There are also two new coaches in the Windy City. Dale Sveum is the lesser-known of the two, and he will take over the Cubs managerial duties. He, much like Matheny, spent 12 years in the Majors, jumping from team to team. He served as interim manager of the Brewers back in 2008 and stayed on as a hitting coach until he took the Cubs job this year. Sveum has received numerous accolades for his coaching ability in the past, and I fully expect him to be a respected MLB coach in a very short time.

On the South Side, Robin Ventura is getting ready to start his first season as the White Sox manager. Ventura had one of the greatest college careers of all time in his years at Oklahoma State, when he was named an All-American three times and set an NCAA record with a 58-game hitting streak. He nearly hit 300 homers in his pro career and was the recipient of six gold gloves at third base.

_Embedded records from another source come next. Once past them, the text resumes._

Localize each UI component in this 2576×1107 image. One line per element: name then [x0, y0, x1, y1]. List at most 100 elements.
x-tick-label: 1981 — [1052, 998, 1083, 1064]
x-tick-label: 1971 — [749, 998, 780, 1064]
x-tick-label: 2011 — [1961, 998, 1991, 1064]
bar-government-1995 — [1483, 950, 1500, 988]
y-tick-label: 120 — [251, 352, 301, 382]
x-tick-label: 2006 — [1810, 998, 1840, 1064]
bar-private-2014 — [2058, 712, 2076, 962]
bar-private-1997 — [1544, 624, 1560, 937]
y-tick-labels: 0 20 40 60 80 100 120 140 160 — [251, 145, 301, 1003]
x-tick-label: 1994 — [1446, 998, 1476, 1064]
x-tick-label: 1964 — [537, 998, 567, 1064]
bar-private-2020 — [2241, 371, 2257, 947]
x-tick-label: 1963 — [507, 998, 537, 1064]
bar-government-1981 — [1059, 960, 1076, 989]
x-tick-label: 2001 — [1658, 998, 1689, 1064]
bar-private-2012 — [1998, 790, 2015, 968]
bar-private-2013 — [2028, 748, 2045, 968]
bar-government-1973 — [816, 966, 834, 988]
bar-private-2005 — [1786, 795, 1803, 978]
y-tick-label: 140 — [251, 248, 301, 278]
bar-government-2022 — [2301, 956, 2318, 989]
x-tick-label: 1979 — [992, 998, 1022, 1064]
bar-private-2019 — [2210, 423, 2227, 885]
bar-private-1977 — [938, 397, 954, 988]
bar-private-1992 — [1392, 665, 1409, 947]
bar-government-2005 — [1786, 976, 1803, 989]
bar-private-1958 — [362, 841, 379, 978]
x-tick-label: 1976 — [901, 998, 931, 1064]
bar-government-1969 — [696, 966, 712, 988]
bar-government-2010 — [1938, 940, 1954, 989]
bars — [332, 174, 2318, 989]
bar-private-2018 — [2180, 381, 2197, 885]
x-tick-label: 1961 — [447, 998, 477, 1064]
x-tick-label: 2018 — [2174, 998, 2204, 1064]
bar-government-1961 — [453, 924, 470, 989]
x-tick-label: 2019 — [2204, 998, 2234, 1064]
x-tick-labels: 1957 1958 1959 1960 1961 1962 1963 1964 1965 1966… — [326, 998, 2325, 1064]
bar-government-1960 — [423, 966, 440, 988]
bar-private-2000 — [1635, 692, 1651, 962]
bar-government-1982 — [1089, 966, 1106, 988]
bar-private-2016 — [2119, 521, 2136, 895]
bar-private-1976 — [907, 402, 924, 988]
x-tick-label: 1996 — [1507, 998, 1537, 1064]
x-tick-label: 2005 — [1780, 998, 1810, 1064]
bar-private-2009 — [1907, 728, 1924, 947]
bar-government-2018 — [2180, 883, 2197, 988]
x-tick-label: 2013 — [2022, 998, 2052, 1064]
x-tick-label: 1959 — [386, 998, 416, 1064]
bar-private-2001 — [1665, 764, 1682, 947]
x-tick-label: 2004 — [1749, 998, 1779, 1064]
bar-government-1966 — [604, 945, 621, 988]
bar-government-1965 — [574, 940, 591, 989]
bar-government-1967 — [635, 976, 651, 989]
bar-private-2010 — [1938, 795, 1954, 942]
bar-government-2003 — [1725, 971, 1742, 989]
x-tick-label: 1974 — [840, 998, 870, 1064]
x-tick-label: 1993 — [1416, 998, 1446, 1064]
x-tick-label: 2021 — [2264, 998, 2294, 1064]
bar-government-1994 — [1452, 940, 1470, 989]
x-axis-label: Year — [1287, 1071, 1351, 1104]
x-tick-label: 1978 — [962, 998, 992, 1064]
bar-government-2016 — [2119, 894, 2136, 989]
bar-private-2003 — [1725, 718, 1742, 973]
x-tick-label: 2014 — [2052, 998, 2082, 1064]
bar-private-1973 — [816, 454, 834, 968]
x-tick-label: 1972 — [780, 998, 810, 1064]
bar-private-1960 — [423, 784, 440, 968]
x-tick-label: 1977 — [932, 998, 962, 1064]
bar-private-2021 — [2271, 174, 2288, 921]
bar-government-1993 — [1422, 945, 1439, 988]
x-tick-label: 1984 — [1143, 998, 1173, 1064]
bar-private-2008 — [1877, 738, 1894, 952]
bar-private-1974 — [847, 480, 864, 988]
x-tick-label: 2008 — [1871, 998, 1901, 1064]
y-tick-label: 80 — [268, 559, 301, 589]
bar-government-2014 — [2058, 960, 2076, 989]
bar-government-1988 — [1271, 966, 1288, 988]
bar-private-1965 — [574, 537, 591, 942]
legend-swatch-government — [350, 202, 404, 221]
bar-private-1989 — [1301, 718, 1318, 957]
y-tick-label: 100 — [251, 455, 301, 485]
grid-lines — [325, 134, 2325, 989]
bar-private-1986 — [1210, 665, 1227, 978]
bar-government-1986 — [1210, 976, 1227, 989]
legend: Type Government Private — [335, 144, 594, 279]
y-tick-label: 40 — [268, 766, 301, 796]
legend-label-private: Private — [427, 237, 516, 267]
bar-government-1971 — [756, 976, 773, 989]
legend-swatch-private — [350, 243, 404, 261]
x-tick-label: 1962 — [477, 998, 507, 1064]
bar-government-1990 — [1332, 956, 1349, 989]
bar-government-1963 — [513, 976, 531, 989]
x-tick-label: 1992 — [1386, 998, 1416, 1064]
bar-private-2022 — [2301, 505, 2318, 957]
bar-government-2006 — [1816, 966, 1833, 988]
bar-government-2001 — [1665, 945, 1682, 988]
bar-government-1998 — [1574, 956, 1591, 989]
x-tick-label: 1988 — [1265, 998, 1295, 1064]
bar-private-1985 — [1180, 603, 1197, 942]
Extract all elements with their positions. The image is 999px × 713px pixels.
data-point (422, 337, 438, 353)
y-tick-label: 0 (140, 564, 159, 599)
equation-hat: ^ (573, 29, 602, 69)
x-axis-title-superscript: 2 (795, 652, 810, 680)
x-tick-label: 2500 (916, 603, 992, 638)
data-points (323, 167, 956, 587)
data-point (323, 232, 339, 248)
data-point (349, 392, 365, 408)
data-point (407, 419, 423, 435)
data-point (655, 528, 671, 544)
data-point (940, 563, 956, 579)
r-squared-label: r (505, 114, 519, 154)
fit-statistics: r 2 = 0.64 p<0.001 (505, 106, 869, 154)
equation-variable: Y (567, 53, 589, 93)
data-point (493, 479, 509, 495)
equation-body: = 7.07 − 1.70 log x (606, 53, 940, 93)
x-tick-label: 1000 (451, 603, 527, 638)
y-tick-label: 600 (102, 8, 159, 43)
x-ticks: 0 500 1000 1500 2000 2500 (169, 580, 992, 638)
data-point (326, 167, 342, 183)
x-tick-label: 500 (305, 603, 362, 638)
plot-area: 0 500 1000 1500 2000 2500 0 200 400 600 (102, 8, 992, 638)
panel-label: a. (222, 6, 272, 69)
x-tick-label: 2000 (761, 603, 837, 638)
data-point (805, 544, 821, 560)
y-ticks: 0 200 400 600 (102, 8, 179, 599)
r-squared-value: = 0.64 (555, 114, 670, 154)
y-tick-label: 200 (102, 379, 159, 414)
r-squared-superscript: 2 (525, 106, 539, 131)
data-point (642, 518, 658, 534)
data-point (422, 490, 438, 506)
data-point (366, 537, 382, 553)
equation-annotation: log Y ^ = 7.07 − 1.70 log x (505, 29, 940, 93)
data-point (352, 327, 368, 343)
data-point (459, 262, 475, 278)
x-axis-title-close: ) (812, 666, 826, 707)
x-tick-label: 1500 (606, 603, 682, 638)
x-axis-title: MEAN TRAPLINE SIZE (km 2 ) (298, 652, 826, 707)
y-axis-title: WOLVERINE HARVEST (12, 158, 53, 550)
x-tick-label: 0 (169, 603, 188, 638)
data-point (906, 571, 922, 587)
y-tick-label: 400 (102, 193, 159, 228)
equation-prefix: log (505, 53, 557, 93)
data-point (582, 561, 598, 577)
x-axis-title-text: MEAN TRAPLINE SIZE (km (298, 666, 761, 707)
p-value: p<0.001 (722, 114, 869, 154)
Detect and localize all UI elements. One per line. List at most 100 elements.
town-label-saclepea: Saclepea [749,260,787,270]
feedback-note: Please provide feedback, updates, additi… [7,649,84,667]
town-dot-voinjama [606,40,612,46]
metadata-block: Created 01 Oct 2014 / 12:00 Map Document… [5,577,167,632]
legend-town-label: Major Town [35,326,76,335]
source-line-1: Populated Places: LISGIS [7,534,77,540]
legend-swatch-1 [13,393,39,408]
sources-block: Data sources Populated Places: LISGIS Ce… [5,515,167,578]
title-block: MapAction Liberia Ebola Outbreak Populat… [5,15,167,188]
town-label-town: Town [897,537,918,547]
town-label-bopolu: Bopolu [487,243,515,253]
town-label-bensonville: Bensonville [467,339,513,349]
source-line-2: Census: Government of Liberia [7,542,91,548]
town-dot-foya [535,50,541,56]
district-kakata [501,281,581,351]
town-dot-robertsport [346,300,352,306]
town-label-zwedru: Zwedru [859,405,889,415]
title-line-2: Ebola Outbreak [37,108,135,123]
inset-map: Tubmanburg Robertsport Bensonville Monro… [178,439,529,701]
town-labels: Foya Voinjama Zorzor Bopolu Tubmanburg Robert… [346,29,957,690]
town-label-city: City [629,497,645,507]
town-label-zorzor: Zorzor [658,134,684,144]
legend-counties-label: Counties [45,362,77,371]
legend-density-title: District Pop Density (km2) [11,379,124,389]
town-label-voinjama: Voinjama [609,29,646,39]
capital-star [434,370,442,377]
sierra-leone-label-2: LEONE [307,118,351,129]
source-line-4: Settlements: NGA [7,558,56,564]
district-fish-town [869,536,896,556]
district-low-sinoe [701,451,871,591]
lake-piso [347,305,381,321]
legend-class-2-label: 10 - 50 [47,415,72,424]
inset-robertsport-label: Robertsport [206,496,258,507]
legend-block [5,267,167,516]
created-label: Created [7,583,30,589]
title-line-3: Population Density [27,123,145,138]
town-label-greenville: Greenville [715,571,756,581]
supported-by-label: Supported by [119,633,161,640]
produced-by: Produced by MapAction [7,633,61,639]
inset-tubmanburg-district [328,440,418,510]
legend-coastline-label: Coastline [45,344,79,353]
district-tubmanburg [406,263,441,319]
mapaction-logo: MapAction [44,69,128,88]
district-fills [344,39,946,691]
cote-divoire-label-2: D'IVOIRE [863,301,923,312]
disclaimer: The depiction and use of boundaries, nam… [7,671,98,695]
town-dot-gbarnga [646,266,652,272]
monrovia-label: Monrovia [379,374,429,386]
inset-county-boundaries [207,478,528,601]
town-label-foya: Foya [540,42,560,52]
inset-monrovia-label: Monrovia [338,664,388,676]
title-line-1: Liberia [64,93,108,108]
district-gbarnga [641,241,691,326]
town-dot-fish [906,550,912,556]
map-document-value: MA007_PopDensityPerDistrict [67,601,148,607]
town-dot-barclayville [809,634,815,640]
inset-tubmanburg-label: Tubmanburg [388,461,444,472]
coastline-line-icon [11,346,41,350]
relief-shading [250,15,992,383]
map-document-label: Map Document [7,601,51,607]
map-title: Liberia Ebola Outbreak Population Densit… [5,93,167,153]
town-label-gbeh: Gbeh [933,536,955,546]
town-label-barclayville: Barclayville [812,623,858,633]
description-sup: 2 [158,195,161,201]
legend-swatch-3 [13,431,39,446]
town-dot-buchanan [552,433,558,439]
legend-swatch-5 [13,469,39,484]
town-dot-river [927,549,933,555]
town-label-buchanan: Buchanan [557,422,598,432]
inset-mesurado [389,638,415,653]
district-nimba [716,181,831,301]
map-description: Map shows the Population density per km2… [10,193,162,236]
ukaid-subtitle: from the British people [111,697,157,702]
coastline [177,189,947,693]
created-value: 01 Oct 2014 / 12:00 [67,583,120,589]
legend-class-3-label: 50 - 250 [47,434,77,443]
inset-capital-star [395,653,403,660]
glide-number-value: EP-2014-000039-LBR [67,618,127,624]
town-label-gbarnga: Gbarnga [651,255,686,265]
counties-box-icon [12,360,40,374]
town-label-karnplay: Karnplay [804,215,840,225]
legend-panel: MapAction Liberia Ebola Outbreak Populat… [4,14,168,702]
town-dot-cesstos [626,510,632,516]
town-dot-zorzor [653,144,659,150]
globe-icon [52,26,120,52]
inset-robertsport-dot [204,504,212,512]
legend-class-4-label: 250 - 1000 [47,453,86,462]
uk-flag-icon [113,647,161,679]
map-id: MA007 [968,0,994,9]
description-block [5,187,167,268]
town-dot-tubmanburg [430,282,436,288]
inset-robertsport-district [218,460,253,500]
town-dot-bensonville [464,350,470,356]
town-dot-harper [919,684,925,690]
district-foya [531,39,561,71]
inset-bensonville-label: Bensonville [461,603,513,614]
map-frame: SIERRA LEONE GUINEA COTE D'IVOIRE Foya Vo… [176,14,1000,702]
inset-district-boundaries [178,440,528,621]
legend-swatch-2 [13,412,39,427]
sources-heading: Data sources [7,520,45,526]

Of these new coaches, I would have to say that Ventura is the early front-runner to have the most successful coaching career. He will bring a steadying presence to the White Sox, something they did not have while Ozzie Guillen was at the helm. Granted, Ozzie won a World Series, but he did so while being one of the most volatile figures in MLB history. Ventura is a veteran of the game, and he was always known as a very smart player. This will translate well for him as he journeys into the world of being an MLB manager.